Market Outlook: Revisiting the 2023 Bull Run and What Comes Next – The Average Joe

    Market Outlook: Revisiting the 2023 Bull Run and What Comes Next

    Victor Lei — Head of Research

    July 3, 2023

    July 3, 2023

    The mood in the market is overwhelmingly bullish — but that wasn’t the case just six months earlier.

    • Wall Street analysts entered the year expecting the S&P 500 to be flat in 2023 — just for markets to rip higher in the face of their estimates.
    • To start the year, 42 analysts predicted the S&P 500 would finish at 4.2K by the end of 2023. The S&P 500 is now 6% above that.

    History says… Since the early 1950s, when the S&P 500 rose over 10% in the first half, it went up another median of 10% in the second half, per Carson Group’s Chief Market Strategist Ryan Detrick (BBG) — expecting markets to move higher as long as the US avoids a recession.

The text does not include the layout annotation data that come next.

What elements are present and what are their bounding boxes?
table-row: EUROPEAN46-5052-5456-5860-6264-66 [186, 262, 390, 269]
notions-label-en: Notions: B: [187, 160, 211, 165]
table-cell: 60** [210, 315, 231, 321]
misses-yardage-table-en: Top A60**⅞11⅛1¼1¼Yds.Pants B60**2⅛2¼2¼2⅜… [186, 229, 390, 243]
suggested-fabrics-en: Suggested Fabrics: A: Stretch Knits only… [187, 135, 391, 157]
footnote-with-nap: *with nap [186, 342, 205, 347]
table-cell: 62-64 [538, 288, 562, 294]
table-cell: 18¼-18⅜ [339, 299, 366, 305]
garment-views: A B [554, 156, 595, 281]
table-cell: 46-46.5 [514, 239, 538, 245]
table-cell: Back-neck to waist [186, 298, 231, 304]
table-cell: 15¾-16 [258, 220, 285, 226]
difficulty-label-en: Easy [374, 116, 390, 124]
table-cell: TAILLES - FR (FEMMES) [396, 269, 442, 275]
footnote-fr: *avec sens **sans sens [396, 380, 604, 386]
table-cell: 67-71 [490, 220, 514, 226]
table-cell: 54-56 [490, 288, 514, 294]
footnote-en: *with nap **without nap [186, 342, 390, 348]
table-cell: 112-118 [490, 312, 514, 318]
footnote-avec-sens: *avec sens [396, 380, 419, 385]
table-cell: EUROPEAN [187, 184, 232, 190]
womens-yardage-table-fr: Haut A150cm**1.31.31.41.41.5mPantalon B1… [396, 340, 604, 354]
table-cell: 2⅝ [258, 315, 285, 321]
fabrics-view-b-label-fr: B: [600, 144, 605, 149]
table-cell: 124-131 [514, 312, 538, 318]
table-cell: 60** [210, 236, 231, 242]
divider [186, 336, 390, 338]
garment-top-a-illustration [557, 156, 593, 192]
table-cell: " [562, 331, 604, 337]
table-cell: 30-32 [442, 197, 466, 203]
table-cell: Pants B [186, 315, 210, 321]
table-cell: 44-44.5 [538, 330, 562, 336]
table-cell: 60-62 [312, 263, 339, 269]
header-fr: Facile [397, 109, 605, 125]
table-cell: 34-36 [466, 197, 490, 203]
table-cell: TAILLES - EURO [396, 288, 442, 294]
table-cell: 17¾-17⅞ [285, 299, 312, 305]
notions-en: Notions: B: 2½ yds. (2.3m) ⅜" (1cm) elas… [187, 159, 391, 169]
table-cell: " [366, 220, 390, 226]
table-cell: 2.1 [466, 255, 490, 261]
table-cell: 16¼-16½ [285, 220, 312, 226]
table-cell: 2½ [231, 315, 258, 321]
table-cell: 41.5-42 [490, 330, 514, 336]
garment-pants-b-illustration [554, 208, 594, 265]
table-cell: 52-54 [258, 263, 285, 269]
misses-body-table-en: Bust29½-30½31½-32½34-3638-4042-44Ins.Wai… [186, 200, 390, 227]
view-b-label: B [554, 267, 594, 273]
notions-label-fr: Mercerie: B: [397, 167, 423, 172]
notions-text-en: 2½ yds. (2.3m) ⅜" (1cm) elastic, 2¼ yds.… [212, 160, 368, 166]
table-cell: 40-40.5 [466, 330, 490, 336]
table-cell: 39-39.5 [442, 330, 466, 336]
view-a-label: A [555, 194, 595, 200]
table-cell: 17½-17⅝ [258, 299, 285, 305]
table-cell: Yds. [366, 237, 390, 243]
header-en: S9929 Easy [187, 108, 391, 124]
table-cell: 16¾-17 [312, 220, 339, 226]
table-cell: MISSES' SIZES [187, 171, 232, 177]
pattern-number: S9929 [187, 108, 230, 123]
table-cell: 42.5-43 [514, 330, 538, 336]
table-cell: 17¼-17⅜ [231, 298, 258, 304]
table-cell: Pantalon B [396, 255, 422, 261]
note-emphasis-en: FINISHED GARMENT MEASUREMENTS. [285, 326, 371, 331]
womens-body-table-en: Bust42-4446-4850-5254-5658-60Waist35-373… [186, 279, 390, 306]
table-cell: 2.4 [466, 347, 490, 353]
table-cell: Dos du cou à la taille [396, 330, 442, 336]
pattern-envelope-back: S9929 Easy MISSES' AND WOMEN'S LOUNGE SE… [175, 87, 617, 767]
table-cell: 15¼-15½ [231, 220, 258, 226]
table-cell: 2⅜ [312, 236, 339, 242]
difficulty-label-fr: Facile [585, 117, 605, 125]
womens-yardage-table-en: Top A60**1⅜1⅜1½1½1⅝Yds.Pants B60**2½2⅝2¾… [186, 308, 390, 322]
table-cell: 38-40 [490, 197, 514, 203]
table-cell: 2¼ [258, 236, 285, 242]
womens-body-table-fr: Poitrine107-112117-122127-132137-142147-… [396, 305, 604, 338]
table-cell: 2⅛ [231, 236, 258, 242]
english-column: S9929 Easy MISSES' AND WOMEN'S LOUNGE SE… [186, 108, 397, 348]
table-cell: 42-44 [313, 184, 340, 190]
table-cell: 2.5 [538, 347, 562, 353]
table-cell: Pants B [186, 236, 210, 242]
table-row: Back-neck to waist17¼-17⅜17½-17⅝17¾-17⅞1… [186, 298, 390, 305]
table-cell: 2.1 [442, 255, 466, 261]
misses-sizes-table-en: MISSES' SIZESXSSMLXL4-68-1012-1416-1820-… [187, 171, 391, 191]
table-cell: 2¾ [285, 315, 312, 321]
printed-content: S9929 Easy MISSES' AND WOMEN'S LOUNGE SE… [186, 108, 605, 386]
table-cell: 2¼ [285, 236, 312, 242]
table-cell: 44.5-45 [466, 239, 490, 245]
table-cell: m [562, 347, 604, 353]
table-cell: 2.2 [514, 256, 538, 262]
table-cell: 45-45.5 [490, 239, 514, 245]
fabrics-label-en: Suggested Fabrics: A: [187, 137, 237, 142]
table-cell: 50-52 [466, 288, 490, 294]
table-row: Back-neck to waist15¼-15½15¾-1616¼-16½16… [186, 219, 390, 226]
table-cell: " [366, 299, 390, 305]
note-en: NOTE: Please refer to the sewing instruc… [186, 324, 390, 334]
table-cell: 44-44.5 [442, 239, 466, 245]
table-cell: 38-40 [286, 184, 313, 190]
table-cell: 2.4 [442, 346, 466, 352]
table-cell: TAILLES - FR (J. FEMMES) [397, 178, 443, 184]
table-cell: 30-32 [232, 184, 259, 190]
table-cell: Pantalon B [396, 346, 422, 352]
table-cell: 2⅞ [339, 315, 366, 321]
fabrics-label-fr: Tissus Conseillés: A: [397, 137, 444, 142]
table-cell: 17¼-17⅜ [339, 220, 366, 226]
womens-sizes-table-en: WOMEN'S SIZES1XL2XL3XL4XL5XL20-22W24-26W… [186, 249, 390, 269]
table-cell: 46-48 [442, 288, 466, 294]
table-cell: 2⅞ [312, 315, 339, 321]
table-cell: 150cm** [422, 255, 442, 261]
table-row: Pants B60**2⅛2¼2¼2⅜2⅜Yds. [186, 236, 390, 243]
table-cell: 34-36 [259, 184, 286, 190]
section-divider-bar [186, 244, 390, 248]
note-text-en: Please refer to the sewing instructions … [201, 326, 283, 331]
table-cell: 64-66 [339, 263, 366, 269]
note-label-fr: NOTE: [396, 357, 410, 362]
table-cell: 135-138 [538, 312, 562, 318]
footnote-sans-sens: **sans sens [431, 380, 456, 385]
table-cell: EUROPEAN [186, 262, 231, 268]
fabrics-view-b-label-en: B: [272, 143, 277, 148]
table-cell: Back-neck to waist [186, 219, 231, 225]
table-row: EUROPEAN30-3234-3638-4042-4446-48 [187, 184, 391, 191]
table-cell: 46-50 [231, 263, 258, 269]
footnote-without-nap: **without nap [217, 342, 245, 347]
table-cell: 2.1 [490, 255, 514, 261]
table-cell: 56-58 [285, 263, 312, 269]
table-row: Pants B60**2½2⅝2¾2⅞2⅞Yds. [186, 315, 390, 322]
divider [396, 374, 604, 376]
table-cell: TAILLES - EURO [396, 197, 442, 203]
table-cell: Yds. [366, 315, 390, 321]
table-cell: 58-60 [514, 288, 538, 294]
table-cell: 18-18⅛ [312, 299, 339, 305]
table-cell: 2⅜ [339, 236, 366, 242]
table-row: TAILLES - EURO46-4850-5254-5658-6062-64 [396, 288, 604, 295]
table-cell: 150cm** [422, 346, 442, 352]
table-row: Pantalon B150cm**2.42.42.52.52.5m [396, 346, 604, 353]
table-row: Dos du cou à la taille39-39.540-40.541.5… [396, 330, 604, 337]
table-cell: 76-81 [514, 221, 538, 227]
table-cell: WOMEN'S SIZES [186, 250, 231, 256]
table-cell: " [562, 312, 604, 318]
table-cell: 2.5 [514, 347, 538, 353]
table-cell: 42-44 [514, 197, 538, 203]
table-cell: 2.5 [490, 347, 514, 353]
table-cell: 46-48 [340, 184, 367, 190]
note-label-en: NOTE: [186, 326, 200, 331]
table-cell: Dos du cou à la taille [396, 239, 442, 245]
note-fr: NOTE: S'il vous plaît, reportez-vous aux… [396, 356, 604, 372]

    Uncertainties going into the second half

    1/ Recession when? If at all? “Ladies and Gentleman, the recession has been cancelled!” — per a note by Economic Outlook Group’s chief global economist last week.

    • Economic data continues to come in better than expected, employment remains strong, and the housing market continues to hold steady.

    2/ Fed to raise rates again or not? Despite pausing last month, the Fed reiterated that more rate hikes are coming (two expected) — keeping a lid on potential returns.

    • The higher interest rates go, the higher the odds that the Fed will break the economy — pushing the US into a recession.

    3/ What to do with all that cash? A near-record level of cash is sitting in money market funds with yields as high as 5%. And Wall Street is looking closely to see whether it’ll flow into stocks.

    • Those who “missed out on the rally may feel like they need to start buying stocks. This is more fuel for the bull market.” — per Strategas Securities managing director (BBG).

    What’s missing from the market? The S&P 500 isn’t cheap at an 18.8x forward price-to-earnings multiple — higher than its 10-year 17.4x average.

    And some are looking for corporate earnings to catch up or returns to broaden beyond the tech giants — before markets can continue to rise.